Off the record: Buildings in oblivion

  • About this Talk
  • The contextualization of the architectural aspect of cultural heritage connects us to the city’s history; taking into consideration the value of old buildings for the aesthetic aspect of the city. Without putting aside these structures, they play a role in creating the feeling of belonging and connection to the past. The buildings that once marked the main points of Prishtina, today are wrapped in oblivion. This oblivion becomes active, especially when these buildings’ fates are determined by processes begun with big words and promises of revitalization, but end up being the opposite: Going toward degradation and even extinction. 

    For many years, Kino Rinia, the Grand Hotel, and the Rilindja building, have been victims of these fates. But, these buildings are not only a collection of bricks. They are identity markers of the city and its inhabitants, our past, our collective memory — and where — not only the past stands, but the present and future are built every day.

    Abandoned, degraded, unused, and turned into many judicial letters, documents and bureaucratic processes, the spaces that once united citizens and welcomed their liveliness — risk extinction. While more than a few of them do not even resemble what they once were, be it their physical appearance or function. 

    When oblivion accelerates and care toward these buildings slows down — their fate is held by a thread. So in our attempts to face this oblivion, on June 11 at 18:00, Kosovo 2.0, Shtatëmbëdhjetë, and Kino Armata, are organizing the conversation “Off the Record: Buildings in oblivion.”

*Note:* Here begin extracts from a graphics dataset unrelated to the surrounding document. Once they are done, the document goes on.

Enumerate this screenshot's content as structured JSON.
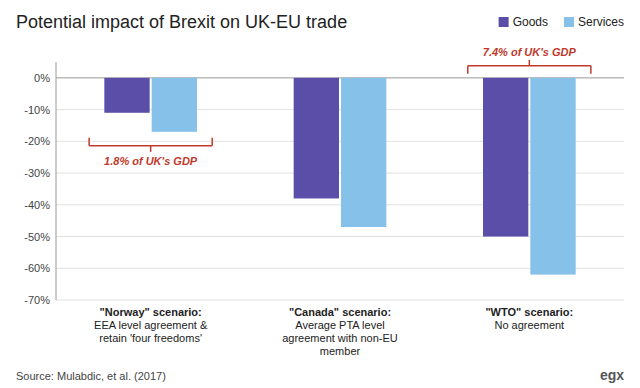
{
  "chart_data": {
    "type": "bar",
    "title": "Potential impact of Brexit on UK-EU trade",
    "categories": [
      "\"Norway\" scenario:\nEEA level agreement &\nretain 'four freedoms'",
      "\"Canada\" scenario:\nAverage PTA level\nagreement with non-EU\nmember",
      "\"WTO\" scenario:\nNo agreement"
    ],
    "series": [
      {
        "name": "Goods",
        "color": "#5b4ea8",
        "values": [
          -11,
          -38,
          -50
        ]
      },
      {
        "name": "Services",
        "color": "#85c1e9",
        "values": [
          -17,
          -47,
          -62
        ]
      }
    ],
    "ylim": [
      -70,
      5
    ],
    "yticks": [
      {
        "value": 0,
        "label": "0%"
      },
      {
        "value": -10,
        "label": "-10%"
      },
      {
        "value": -20,
        "label": "-20%"
      },
      {
        "value": -30,
        "label": "-30%"
      },
      {
        "value": -40,
        "label": "-40%"
      },
      {
        "value": -50,
        "label": "-50%"
      },
      {
        "value": -60,
        "label": "-60%"
      },
      {
        "value": -70,
        "label": "-70%"
      }
    ],
    "grid": true,
    "legend": "top-right",
    "annotations": [
      {
        "text": "1.8% of UK's GDP",
        "category": "\"Norway\" scenario:\nEEA level agreement &\nretain 'four freedoms'",
        "color": "#c0392b"
      },
      {
        "text": "7.4% of UK's GDP",
        "category": "\"WTO\" scenario:\nNo agreement",
        "color": "#c0392b"
      }
    ],
    "source": "Source: Mulabdic, et al. (2017)",
    "logo": "egx"
  }
}
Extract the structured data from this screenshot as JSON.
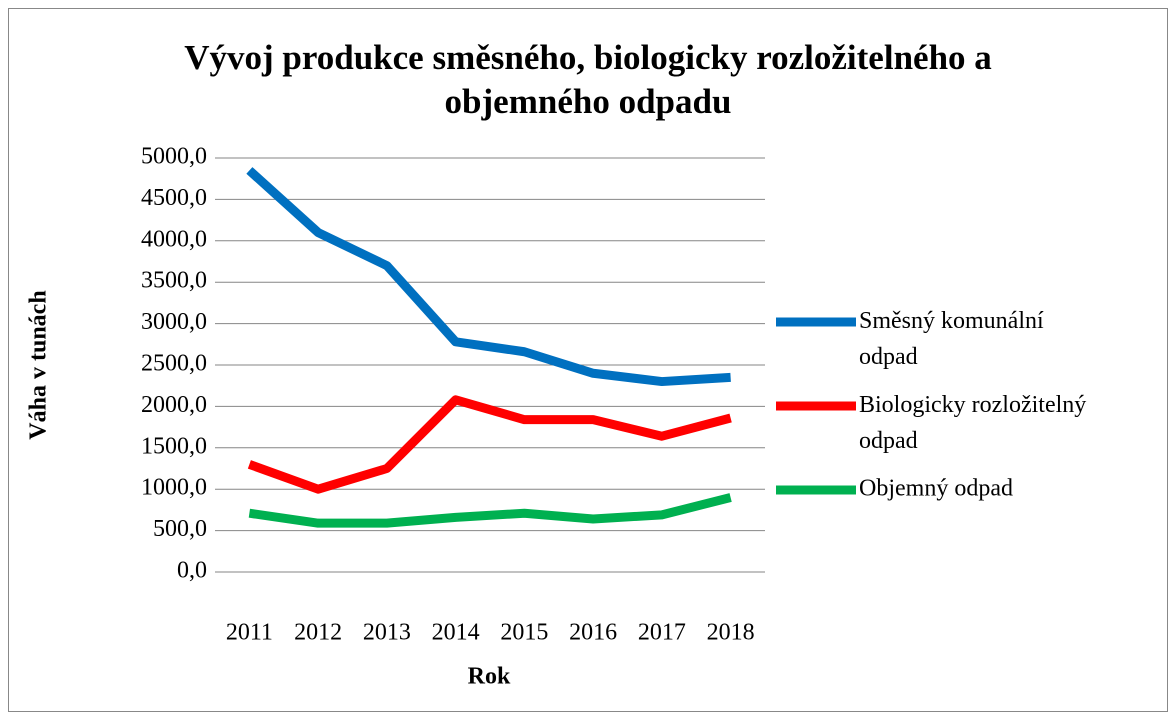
{
  "chart_data": {
    "type": "line",
    "title": "Vývoj produkce směsného, biologicky rozložitelného a objemného odpadu",
    "x_label": "Rok",
    "y_label": "Váha v tunách",
    "categories": [
      "2011",
      "2012",
      "2013",
      "2014",
      "2015",
      "2016",
      "2017",
      "2018"
    ],
    "series": [
      {
        "name": "Směsný komunální odpad",
        "color": "#0070c0",
        "values": [
          4850,
          4100,
          3700,
          2780,
          2660,
          2400,
          2300,
          2350
        ]
      },
      {
        "name": "Biologicky rozložitelný odpad",
        "color": "#ff0000",
        "values": [
          1300,
          1000,
          1250,
          2080,
          1840,
          1840,
          1640,
          1860
        ]
      },
      {
        "name": "Objemný odpad",
        "color": "#00b050",
        "values": [
          710,
          590,
          590,
          660,
          710,
          640,
          690,
          900
        ]
      }
    ],
    "ylim": [
      0,
      5000
    ],
    "yticks": [
      {
        "value": 0,
        "label": "0,0"
      },
      {
        "value": 500,
        "label": "500,0"
      },
      {
        "value": 1000,
        "label": "1000,0"
      },
      {
        "value": 1500,
        "label": "1500,0"
      },
      {
        "value": 2000,
        "label": "2000,0"
      },
      {
        "value": 2500,
        "label": "2500,0"
      },
      {
        "value": 3000,
        "label": "3000,0"
      },
      {
        "value": 3500,
        "label": "3500,0"
      },
      {
        "value": 4000,
        "label": "4000,0"
      },
      {
        "value": 4500,
        "label": "4500,0"
      },
      {
        "value": 5000,
        "label": "5000,0"
      }
    ],
    "grid": true,
    "legend": "right"
  }
}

    This conversation comes as part of a series of conversations, “Off the Record” that Shtatëmbëdhjetë began last year within the Metamorphosis project. Additionally, this activity is organized simultaneously with the publication of the multimedia story, “The Ghosts of Privatization” by K2.0 within the “Citizens Engage” project, financed by the European Union Office in Kosovo, implemented in partnership with GAP Institute. This is only the start of a chain of activities on this topic.